La seconda medaglia storica ai giochi olimpici di Rio
del 2016 è d’argento. In continuità con la lotta tradizionale nigerina, il
giovane Alfaga Abdoulrazak è
arrivato in finale nella specialità di taekwondo. Si è guadagnato l’argento
e meritatamente gli onori di casa. È diventato da allora un modello per i giovani nigerini, abituati a
vedere il proprio Paese in fondo alle altre classifiche. Per esempio l’indice
sullo sviluppo umano che ci conferma in un discutibile ultimo posto nella lista
dei paesi esaminati. C’è invece un primato di cui andiamo fieri e che portiamo
con dignità. Con un’ètà media di 15, 4 anni siamo il più giovane paese del
mondo. A titolo di illustrazione potremmo ricordare che in Italia, uno
dei paesi più vecchi, la media di età è di circa 45,5 anni. I nostri, qui, sono
anni spuntati da poco, da quindicenni appunto. Anni verificabili sulle strade,
nelle campagne e soprattutto nei reparti di maternità. Portiamo con onore la medaglia di sabbia.
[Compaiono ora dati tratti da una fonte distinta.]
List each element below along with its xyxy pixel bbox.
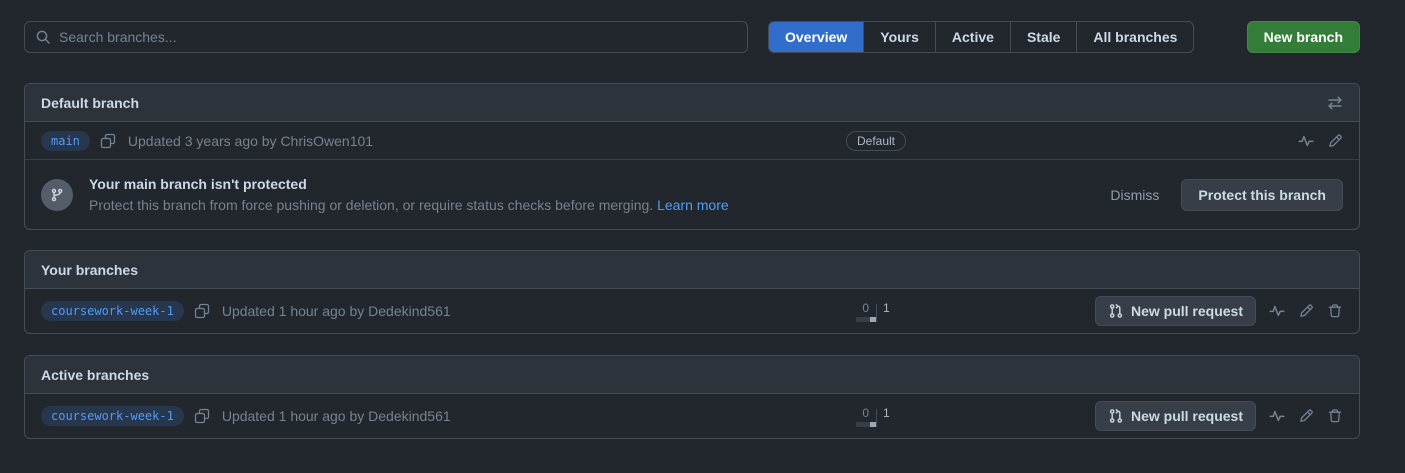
copy-icon [194, 303, 210, 319]
new-pull-request-button[interactable]: New pull request [1095, 401, 1256, 431]
rename-branch-button[interactable] [1298, 303, 1314, 319]
dismiss-link[interactable]: Dismiss [1110, 187, 1159, 203]
pulse-icon [1298, 133, 1314, 149]
your-branches-header: Your branches [25, 251, 1359, 289]
branch-activity-button[interactable] [1269, 408, 1285, 424]
pencil-icon [1298, 408, 1314, 424]
tab-stale[interactable]: Stale [1010, 22, 1076, 52]
your-branches-title: Your branches [41, 262, 138, 278]
behind-count: 0 [848, 406, 876, 420]
pulse-icon [1269, 408, 1285, 424]
your-branches-panel: Your branches coursework-week-1 Updated … [24, 250, 1360, 334]
protection-description: Protect this branch from force pushing o… [89, 197, 729, 213]
copy-branch-name-button[interactable] [194, 303, 210, 319]
tab-active[interactable]: Active [935, 22, 1010, 52]
ahead-count: 1 [876, 301, 904, 315]
new-branch-button[interactable]: New branch [1247, 21, 1360, 53]
delete-branch-button[interactable] [1327, 303, 1343, 319]
protection-title: Your main branch isn't protected [89, 176, 729, 192]
ahead-behind-counter: 01 [848, 406, 904, 427]
arrow-switch-icon [1327, 95, 1343, 111]
branch-name-link[interactable]: coursework-week-1 [41, 406, 184, 426]
copy-branch-name-button[interactable] [100, 133, 116, 149]
branch-activity-button[interactable] [1269, 303, 1285, 319]
active-branches-panel: Active branches coursework-week-1 Update… [24, 355, 1360, 439]
search-icon [35, 29, 51, 45]
default-branch-header: Default branch [25, 84, 1359, 122]
tab-overview[interactable]: Overview [769, 22, 863, 52]
learn-more-link[interactable]: Learn more [657, 197, 729, 213]
branch-protection-banner: Your main branch isn't protected Protect… [25, 159, 1359, 229]
branch-filter-tabs: Overview Yours Active Stale All branches [768, 21, 1194, 53]
toolbar: Overview Yours Active Stale All branches… [24, 21, 1360, 53]
search-box[interactable] [24, 21, 748, 53]
tab-all-branches[interactable]: All branches [1076, 22, 1193, 52]
behind-count: 0 [848, 301, 876, 315]
default-badge: Default [846, 131, 906, 151]
ahead-count: 1 [876, 406, 904, 420]
active-branches-title: Active branches [41, 367, 149, 383]
rename-branch-button[interactable] [1298, 408, 1314, 424]
default-branch-row: main Updated 3 years ago by ChrisOwen101… [25, 122, 1359, 159]
git-pull-request-icon [1108, 408, 1124, 424]
pencil-icon [1327, 133, 1343, 149]
active-branch-row: coursework-week-1 Updated 1 hour ago by … [25, 394, 1359, 438]
your-branch-row: coursework-week-1 Updated 1 hour ago by … [25, 289, 1359, 333]
trash-icon [1327, 303, 1343, 319]
git-pull-request-icon [1108, 303, 1124, 319]
copy-branch-name-button[interactable] [194, 408, 210, 424]
new-pull-request-button[interactable]: New pull request [1095, 296, 1256, 326]
branch-updated-text: Updated 1 hour ago by Dedekind561 [222, 408, 451, 424]
branch-updated-text: Updated 1 hour ago by Dedekind561 [222, 303, 451, 319]
branch-name-link[interactable]: main [41, 131, 90, 151]
active-branches-header: Active branches [25, 356, 1359, 394]
git-branch-icon [49, 187, 65, 203]
rename-branch-button[interactable] [1327, 133, 1343, 149]
trash-icon [1327, 408, 1343, 424]
pencil-icon [1298, 303, 1314, 319]
search-input[interactable] [59, 29, 737, 45]
branch-activity-button[interactable] [1298, 133, 1314, 149]
tab-yours[interactable]: Yours [863, 22, 935, 52]
copy-icon [100, 133, 116, 149]
branches-page: Overview Yours Active Stale All branches… [24, 21, 1360, 439]
protect-branch-button[interactable]: Protect this branch [1181, 179, 1343, 211]
branch-name-link[interactable]: coursework-week-1 [41, 301, 184, 321]
pulse-icon [1269, 303, 1285, 319]
branch-updated-text: Updated 3 years ago by ChrisOwen101 [128, 133, 373, 149]
change-default-branch-button[interactable] [1327, 95, 1343, 111]
delete-branch-button[interactable] [1327, 408, 1343, 424]
copy-icon [194, 408, 210, 424]
default-branch-panel: Default branch main Updated 3 years ago … [24, 83, 1360, 230]
ahead-behind-counter: 01 [848, 301, 904, 322]
default-branch-title: Default branch [41, 95, 139, 111]
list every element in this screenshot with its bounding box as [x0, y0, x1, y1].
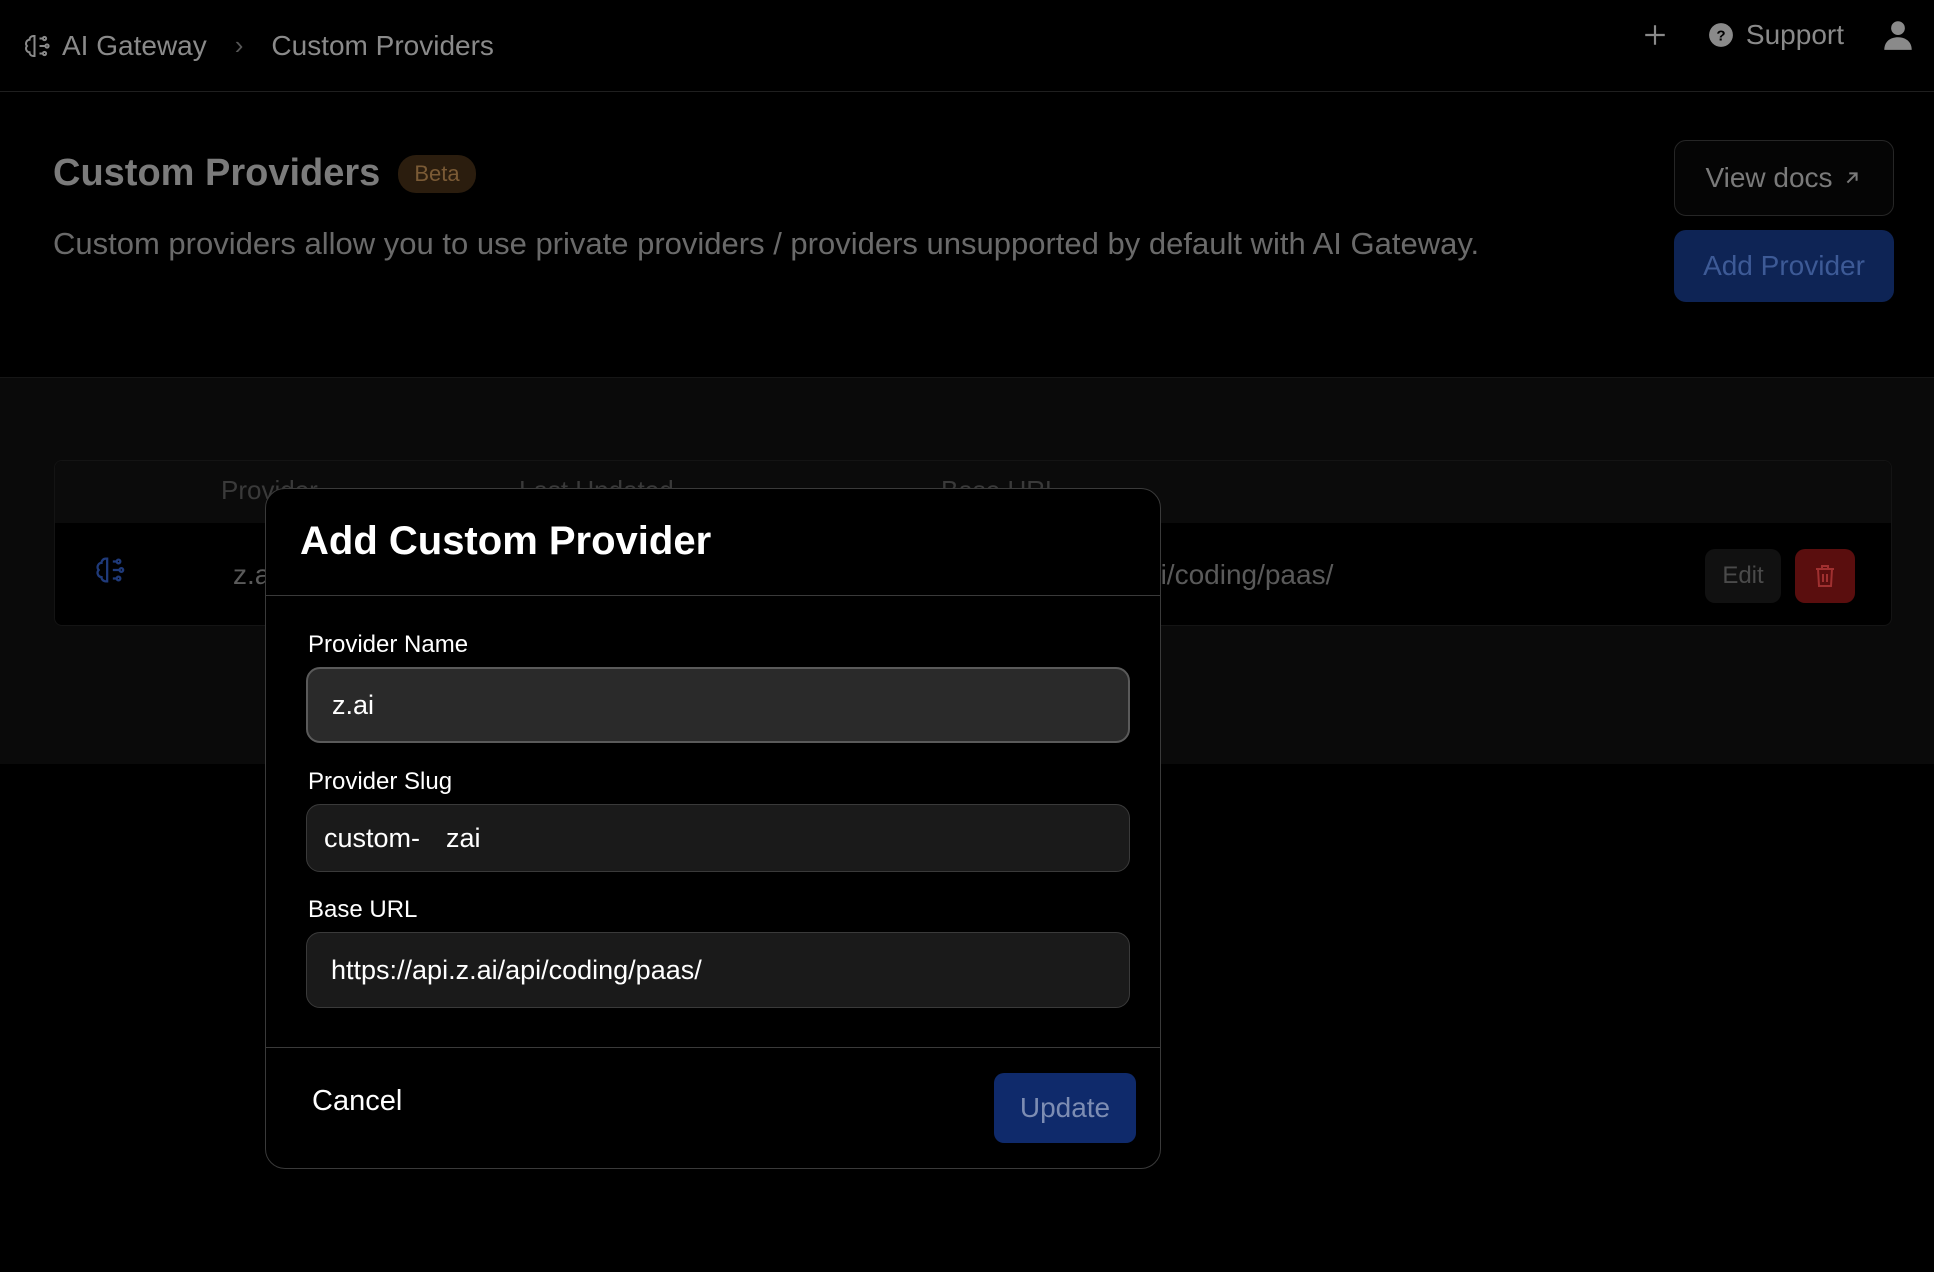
breadcrumb-custom-providers[interactable]: Custom Providers	[271, 30, 494, 62]
support-label: Support	[1745, 19, 1844, 50]
top-navbar: AI Gateway › Custom Providers ? Support	[0, 0, 1934, 92]
add-custom-provider-dialog: Add Custom Provider Provider Name z.ai P…	[265, 488, 1161, 1169]
provider-slug-value: zai	[446, 822, 481, 853]
provider-slug-label: Provider Slug	[308, 768, 453, 795]
view-docs-label: View docs	[1705, 162, 1833, 193]
page-header: Custom Providers Beta Custom providers a…	[0, 92, 1934, 378]
dialog-title: Add Custom Provider	[300, 519, 712, 563]
provider-name-label: Provider Name	[308, 631, 469, 658]
brain-icon	[96, 557, 125, 583]
brain-icon	[25, 34, 50, 57]
add-provider-button[interactable]: Add Provider	[1674, 230, 1894, 302]
breadcrumb-ai-gateway[interactable]: AI Gateway	[62, 30, 207, 62]
view-docs-button[interactable]: View docs	[1674, 140, 1894, 216]
divider	[266, 595, 1160, 596]
slug-prefix: custom-	[324, 822, 421, 853]
external-link-icon	[1846, 172, 1858, 184]
base-url-cell: pi/coding/paas/	[1145, 559, 1334, 590]
provider-name-input[interactable]: z.ai	[306, 667, 1130, 743]
breadcrumb: AI Gateway › Custom Providers	[22, 30, 494, 62]
svg-text:?: ?	[1716, 27, 1725, 44]
page-title: Custom Providers Beta	[53, 152, 476, 195]
cancel-button[interactable]: Cancel	[312, 1085, 402, 1118]
breadcrumb-separator: ›	[234, 30, 244, 60]
delete-button[interactable]	[1795, 549, 1855, 603]
divider	[266, 1047, 1160, 1048]
provider-name-value: z.ai	[332, 689, 375, 720]
update-button[interactable]: Update	[994, 1073, 1136, 1143]
user-icon[interactable]	[1884, 19, 1912, 51]
help-circle-icon: ?	[1709, 23, 1733, 47]
page-description: Custom providers allow you to use privat…	[53, 226, 1480, 261]
base-url-label: Base URL	[308, 896, 418, 923]
page-title-text: Custom Providers	[53, 152, 381, 194]
base-url-value: https://api.z.ai/api/coding/paas/	[331, 954, 702, 985]
plus-icon[interactable]	[1642, 22, 1668, 48]
trash-icon	[1816, 565, 1834, 587]
beta-badge: Beta	[398, 154, 476, 193]
base-url-input[interactable]: https://api.z.ai/api/coding/paas/	[306, 932, 1130, 1008]
edit-button[interactable]: Edit	[1705, 549, 1781, 603]
support-button[interactable]: ? Support	[1708, 19, 1844, 51]
provider-slug-input[interactable]: custom- zai	[306, 804, 1130, 872]
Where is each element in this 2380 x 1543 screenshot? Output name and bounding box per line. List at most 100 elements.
Il primo ad entrare nella leggenda sportiva del Niger
è stato un pugile che ha guadagnato la medaglia di bronzo. Si tratta di Issaka Daboré che l’aveva ricevuta nel lontano 1972, ai
giochi olimpici di Monaco in Germania. Dopo il bronzo c’è stato l’argento del
giovane Abdoulrazake. Festeggiamo
adesso ciò che ci compete d’ufficio, una medaglia di sabbia tutta per noi, il
Paese più adolescente del mondo. Ci perdonerete se facciamo
confusione tra regolare o irregolare, tra certificati di nascita e visa
turistico. Per i numerosi colpi di stato, per le eccezioni alla carta
costituzionale e ai progetti di sviluppo che non arrivano mai a buon fine.
Abbiamo dalla nostra parte l’adolescenza, la prima giovinezza e l’infanzia che
ci accompagna. Non ci sogneremmo mai di competere con voi in altri ambiti ben
più importanti. Alla vostra età si presume un saggezza che non abbiamo. Per
esempio fare armi sofisticate, banche virtuali, speculazioni finanziarie, muri
di cinta e ponti levatoi tra un mare e l’altro. E non è finita qui. Con 45 anni di media avete paura di vivere
invece di rischiare come da noi.
C’è chi è ancora più piccolo
di noi, la bimba guatemalteca che, dopo non aver mangiato e bevuto per alcuni
giorni, è morta disidratata prima di raggiungere l’ospedale. Aveva sette anni e
aveva appena passato l’ultima frontiera della vita con suo padre e altri
migranti come lui. Un lungo viaggio senza ritorno dal suo Paese
all’Altro. Quello dove le frontiere sono armate, assediate e studiate perché le
bambine come lei non arrivino mai a destinazione. Sette anni sono pochi,
soprattutto per chi possiede una media di età che si avvicina ai cinquanta. La
piccola è più vicina alla nostra media, appena quindici anni e tutta una vita
davanti. Ecco perché, in definitiva, cominciamo a pensare che la saggezza non
dipende dall’età, ma dal luogo di nascita. C’è chi a sette anni è molto più maturo di chi ha una media di età che
supera i quarantacinque anni. Pochi di voi, possiamo supporre, mai non hanno
mangiato e bevuto per alcuni giorni. Meno ancora coloro che hanno passato
illegalmente le frontiere. La saggezza della piccola non è bastata a salvarla.
Vorremmo dunque dare a lei, la piccola guatemalteca di sette anni, la medaglia
di sabbia a cui tenevamo tanto. Come un fiore tra i capelli.